O Congresso "Unidade"

O Quarto Congresso da “Unidade” se reuniu por três semanas em Estocolmo na primavera de 1906. No Congresso, Suny escreve, Koba “falou com grande segurança, avaliou criticamente as políticas alternativas e distinguiu questões de princípio de questões de prática”. Com esta introdução, Suny mais uma vez leva a sério o que Koba e outros delegados tinham a dizer, ao contrário de tantos outros estudiosos que estão decididos a provar a existência de um leninismo monolítico escravizado a um Führerprinzip impensado de estilo nazista e outras simplicidades de cervejaria.

Os mencheviques tinham maioria no Congresso e todas as decisões do Congresso também eram mencheviques. Os bolcheviques tentaram tirar o melhor proveito de sua minoria. Koba manteve uma posição sobre a questão camponesa, que nenhum outro bolchevique tinha, defendendo-a contra as críticas de Lenin. Suny o reconhece como de maior interesse historicamente.

Koba defendeu a demanda socialista revolucionária "Toda a terra para o campesinato". Ele não apoiou o apelo bolchevique à nacionalização da terra ou à municipalização da terra, conforme defendido pelos mencheviques. Que política mais ampla está por trás dessas três posições?

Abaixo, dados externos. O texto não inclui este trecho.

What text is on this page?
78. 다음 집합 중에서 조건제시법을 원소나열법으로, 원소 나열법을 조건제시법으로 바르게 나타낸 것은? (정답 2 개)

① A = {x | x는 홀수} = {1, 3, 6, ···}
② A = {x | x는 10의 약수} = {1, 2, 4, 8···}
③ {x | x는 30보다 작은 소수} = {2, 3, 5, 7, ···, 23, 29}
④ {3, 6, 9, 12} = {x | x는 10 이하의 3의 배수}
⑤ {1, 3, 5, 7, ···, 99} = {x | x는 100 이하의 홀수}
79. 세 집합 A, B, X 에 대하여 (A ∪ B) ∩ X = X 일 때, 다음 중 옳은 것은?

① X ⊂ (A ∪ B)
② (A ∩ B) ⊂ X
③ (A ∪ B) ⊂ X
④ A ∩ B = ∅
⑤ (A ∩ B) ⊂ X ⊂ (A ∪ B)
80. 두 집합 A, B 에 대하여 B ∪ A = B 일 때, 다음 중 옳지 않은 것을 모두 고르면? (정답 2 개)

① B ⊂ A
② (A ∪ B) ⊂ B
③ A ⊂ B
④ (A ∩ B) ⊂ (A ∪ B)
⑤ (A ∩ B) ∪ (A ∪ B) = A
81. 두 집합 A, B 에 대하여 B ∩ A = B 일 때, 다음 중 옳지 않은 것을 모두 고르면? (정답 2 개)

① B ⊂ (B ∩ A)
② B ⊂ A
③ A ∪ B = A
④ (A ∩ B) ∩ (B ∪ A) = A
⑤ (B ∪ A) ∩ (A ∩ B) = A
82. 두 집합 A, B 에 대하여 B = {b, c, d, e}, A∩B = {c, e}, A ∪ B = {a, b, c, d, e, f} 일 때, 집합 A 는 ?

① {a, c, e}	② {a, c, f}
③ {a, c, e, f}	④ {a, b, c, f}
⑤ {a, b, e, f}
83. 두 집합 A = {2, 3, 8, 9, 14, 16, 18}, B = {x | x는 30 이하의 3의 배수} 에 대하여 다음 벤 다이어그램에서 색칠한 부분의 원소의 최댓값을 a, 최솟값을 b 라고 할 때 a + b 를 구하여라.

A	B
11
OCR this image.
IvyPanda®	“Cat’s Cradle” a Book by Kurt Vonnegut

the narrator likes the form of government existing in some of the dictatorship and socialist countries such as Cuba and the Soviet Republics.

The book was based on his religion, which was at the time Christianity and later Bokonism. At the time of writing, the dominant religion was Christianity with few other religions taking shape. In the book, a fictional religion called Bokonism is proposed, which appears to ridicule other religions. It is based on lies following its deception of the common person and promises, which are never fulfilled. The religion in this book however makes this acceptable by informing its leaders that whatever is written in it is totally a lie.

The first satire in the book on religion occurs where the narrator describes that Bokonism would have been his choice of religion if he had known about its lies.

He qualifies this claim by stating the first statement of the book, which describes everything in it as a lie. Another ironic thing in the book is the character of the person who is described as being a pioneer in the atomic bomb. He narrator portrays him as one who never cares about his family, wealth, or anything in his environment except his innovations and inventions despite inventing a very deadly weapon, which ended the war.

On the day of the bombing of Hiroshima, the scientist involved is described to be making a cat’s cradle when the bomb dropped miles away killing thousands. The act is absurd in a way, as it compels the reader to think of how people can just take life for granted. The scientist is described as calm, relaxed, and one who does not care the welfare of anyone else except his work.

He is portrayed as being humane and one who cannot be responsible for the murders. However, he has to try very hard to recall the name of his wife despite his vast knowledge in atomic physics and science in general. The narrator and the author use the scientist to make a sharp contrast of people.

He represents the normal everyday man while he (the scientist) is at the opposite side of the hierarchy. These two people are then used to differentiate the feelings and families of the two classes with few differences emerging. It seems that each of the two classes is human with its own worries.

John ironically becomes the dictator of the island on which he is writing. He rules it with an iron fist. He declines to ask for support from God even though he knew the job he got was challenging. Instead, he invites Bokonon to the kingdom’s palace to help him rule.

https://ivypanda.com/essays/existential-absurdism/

Os mencheviques acreditavam que a Revolução de 1905 havia alcançado um avanço parcial. A criação de um poder legislativo, a Duma, embora limitada em seu poder e restrita a franquia eleitoral, iniciou a transformação do estado czarista em um estado constitucional de estilo europeu - um Rechtsstaat - em todos os níveis.

De sua perspectiva, o confronto direto com os mais altos comandos do estado czarista prefigurava uma derrota certa, enquanto uma longa marcha reformista através das recém-criadas instituições pós-1905 prometia um progresso lento, mas seguro, em direção à total europeização da Rússia. Entre essas instituições estavam os municípios com lideranças eleitas locais. Estas trabalhariam discreta e silenciosamente pela reforma agrária.

Para Koba e os bolcheviques, a falta de reformas significativas demonstrava a necessidade de aprofundar a Revolução. A Duma era um parlamento de brinquedo. Um levante armado do povo para derrubar o estado e a Duma era o único caminho a seguir. Uma vez derrubado, um governo provisório tomaria seu lugar e, inter alia, nacionalizaria as terras da pequena nobreza sem compensação.

Koba, no entanto, tinha suas próprias opiniões sobre a questão da terra especificamente, formadas a partir de uma avaliação de suas experiências práticas com o movimento camponês no Cáucaso. “Se a libertação do proletariado pode ser tarefa do proletariado, então a libertação dos camponeses pode ser tarefa do próprio campesinato”, declarou ele, apoiando-se em premissas impecavelmente marxistas. Agindo livremente em seus próprios interesses, os camponeses queriam a divisão total de todas as terras, sem excluir as grandes propriedades da pequena nobreza.

Aqui, Koba se separou de Lenin. Lenin era contra a pulverização camponesa das terras da pequena nobreza em pequenos lotes, pois isso seria um passo longe de uma agricultura mais produtiva e em grande escala que ele identificou como sendo característica da progressiva e acelerada estrada “americana” para o capitalismo.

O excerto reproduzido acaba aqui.